Sen. Gary Peters underscores need for flooding aid program in Oak Park visit

U.S. Sen. Gary Peters was in Oak Park with city and county officials to see how flooding this year has affected homeowners and the city.

Peters highlighted his $500 million STORM infrastructure bill — passed in the Senate but still pending in the U.S. House of Representatives — that would help states provide low-cost loan programs for local governments  dealing with flooding, infrastructure and other challenges related to natural disasters.

The bill also would fund loans to help communities with the cost of mitigation projects, from improving old storm water systems to shoreline erosion.

Peters toured Shepherd Park on Wednesday, along with Oak Park Mayor Marian McClellan, Oakland County Water Resource Commissioner Jim Nash, and Birmingham Bloomfield Chamber of Commerce President Joe Bauman.

In a statement, Peters said his visit in Oak Park showed “how severe storms and devastating floods continue to impact livelihoods all across Michigan.”

He referred to the extreme weather events seen in recent years as the climate has changed.

“It’s abundantly clear we must act now to ensure our nation’s infrastructure can withstand these natural disasters and protect our communities,” Peters said.

The STORM Act would ensure Michigan’s infrastructure is built to safeguard lives and livelihoods from natural disasters, he added, as he and local officials urged the U.S. House to pass the bill.

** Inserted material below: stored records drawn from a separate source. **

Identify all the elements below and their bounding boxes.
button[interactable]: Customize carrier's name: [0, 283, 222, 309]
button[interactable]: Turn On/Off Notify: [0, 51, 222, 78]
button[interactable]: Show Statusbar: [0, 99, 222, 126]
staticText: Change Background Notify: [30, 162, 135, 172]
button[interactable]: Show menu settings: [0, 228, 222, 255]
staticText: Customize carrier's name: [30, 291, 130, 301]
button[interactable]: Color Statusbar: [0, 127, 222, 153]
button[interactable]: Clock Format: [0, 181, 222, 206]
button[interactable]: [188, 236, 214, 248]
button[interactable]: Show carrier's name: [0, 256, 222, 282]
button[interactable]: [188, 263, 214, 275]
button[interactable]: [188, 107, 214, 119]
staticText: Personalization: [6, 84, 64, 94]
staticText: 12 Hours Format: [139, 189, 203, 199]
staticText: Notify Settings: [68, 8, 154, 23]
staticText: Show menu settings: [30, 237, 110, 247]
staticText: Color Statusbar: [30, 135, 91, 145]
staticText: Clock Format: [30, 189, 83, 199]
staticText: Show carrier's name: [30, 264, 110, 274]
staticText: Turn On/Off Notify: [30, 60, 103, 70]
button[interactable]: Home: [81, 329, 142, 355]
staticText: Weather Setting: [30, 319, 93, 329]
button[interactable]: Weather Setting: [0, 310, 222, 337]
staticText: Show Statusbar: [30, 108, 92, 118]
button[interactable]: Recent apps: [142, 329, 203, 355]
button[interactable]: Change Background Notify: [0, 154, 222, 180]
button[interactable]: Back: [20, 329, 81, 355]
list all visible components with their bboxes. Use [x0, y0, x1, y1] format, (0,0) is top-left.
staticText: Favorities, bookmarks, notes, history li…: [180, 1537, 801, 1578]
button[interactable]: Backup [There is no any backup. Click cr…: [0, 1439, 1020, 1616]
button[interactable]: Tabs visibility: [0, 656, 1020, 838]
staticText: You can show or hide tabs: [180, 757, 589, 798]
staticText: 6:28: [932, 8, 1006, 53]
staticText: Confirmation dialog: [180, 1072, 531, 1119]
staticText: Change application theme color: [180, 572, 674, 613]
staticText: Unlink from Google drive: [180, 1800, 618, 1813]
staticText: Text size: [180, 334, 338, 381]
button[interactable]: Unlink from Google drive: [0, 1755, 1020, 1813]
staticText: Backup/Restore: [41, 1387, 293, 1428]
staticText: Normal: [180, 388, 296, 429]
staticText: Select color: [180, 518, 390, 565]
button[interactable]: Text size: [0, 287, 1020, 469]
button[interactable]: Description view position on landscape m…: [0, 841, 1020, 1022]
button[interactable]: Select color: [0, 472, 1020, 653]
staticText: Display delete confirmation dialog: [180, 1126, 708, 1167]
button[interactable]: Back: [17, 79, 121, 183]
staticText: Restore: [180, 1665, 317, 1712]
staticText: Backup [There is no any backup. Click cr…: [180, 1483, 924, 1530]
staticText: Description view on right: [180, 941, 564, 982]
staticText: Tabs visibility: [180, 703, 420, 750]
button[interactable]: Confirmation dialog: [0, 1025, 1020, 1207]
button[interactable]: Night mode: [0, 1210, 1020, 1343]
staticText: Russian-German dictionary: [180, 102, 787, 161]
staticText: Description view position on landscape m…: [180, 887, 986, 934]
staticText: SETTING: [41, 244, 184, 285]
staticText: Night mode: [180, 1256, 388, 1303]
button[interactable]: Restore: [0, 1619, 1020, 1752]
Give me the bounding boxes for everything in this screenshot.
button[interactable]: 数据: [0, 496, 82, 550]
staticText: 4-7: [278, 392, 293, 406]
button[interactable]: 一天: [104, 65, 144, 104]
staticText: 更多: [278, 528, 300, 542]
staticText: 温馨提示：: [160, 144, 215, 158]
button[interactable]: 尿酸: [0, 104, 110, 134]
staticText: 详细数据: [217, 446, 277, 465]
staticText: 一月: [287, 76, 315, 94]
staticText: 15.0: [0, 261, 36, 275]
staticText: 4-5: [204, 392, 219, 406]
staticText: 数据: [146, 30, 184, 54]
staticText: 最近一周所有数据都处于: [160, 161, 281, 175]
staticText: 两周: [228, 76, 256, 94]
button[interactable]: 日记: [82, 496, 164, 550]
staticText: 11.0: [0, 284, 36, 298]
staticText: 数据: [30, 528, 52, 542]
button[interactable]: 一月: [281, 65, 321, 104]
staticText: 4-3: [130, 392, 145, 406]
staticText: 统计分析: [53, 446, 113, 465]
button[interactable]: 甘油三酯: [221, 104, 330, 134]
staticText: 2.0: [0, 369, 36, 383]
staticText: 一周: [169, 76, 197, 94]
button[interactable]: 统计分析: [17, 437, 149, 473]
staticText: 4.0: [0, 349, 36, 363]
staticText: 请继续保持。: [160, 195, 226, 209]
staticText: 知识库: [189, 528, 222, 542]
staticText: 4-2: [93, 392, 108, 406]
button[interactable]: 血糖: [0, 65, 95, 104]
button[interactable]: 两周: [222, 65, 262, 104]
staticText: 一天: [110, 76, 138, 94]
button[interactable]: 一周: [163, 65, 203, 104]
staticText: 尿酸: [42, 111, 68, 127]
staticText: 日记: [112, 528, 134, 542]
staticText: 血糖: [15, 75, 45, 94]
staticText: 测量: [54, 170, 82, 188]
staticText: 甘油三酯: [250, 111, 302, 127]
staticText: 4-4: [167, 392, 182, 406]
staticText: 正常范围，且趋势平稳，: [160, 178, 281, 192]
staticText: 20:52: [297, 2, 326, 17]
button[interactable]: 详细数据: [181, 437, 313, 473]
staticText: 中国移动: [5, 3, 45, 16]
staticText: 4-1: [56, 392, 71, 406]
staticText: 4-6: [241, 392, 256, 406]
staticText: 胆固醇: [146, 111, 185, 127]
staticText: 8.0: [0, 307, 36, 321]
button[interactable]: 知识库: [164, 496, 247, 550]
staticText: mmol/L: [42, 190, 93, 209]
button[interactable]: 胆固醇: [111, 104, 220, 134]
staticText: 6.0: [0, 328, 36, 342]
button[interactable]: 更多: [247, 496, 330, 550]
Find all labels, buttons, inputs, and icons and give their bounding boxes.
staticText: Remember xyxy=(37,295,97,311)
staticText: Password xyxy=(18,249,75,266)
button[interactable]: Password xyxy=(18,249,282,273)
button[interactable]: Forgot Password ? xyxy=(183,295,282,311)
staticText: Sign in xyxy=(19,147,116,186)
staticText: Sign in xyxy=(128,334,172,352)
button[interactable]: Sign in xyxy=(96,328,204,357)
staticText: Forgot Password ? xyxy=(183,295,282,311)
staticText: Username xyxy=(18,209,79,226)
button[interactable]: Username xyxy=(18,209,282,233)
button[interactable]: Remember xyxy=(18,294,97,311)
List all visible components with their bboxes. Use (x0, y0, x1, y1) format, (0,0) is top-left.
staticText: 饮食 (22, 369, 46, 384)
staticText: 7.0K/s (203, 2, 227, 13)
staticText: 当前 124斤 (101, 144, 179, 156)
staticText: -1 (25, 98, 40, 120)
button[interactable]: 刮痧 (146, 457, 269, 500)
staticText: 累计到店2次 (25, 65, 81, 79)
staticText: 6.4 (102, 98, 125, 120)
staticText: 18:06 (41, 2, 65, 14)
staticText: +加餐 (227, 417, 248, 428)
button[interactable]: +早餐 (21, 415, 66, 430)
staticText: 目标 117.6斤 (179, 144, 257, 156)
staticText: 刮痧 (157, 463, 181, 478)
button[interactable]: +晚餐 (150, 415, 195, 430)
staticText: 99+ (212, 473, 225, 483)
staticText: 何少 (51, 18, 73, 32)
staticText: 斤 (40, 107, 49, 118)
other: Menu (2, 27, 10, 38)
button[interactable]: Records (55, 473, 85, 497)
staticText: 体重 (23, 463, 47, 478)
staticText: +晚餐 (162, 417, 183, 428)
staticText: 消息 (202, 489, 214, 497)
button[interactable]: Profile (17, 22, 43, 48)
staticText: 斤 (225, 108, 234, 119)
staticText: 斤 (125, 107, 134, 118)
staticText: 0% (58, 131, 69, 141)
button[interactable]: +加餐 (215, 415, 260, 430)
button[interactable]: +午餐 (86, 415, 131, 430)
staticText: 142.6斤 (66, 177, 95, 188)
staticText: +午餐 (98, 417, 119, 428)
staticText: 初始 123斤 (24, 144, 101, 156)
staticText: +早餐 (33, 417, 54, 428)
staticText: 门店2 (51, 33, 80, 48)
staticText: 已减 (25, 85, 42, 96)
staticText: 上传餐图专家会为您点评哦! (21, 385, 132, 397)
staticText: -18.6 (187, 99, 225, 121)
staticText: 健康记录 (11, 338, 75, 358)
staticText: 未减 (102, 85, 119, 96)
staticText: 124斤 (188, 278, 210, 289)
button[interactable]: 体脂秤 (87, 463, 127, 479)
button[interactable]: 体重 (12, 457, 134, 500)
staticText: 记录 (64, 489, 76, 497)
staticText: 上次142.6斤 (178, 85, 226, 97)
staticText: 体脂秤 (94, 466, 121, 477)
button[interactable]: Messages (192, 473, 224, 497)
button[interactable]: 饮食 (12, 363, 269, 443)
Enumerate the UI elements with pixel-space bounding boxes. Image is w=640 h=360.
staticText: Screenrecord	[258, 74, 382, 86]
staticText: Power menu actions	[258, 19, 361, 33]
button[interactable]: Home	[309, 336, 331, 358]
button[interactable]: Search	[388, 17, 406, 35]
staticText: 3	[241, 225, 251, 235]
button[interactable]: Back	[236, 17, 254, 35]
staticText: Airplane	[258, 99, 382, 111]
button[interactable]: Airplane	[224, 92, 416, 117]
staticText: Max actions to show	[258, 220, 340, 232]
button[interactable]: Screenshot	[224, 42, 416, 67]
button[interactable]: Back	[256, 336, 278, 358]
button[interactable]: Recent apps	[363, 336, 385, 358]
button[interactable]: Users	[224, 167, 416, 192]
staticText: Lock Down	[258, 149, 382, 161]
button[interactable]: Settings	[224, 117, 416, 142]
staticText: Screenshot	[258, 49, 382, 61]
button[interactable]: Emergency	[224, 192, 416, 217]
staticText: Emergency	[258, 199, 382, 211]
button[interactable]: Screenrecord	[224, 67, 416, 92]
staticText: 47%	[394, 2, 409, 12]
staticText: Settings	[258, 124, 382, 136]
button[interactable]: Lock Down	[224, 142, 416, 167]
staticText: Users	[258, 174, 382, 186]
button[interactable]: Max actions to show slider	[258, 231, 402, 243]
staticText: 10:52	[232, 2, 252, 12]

McClellan said in a statement after Peter’s visit that she supports Peters’ STORM Act.

“Senator Peters’ work will not only help safeguard countless Michiganders,” she said, “but ensure that local communities  with limited resources do not have to burden residents with higher fees to pay for resilience projects.”

McClellan told FOX2 News that the infrastructure in Oak Park is from 65 to100 years old and needs to be replaced, but the city lacks the funds to do that on its own. 

“It’s a million dollars a mile to fix this stuff,” she said, adding there are 120 miles of underground water-sewer pipes and related infrastructure.

Mitigating the effect of natural disasters is more cost effective than only responding to them after they happen, according to a news release from Peter’s office. 

Studies show that spending on resilience and mitigation projects saves taxpayers $6 for each $1 invested.

Nash said in a statement he is hopeful Peter’s infrastructure bill will soon pass in the U.S. House.

“Extreme flooding and weather continue to severely impact residents right here in Oak Park,” Nash said. “It’s clear our communities need to upgrade our infrastructure to better handle these severe storms and protect residents from floods.”

Peters’ STORM Act would allow local governments to invest in mitigation projects against shoreline erosion, rising water levels and other natural disasters. Communities could get the low-cost loans much quicker than existing grants from the Federal Emergency Management Agency, according to his news release.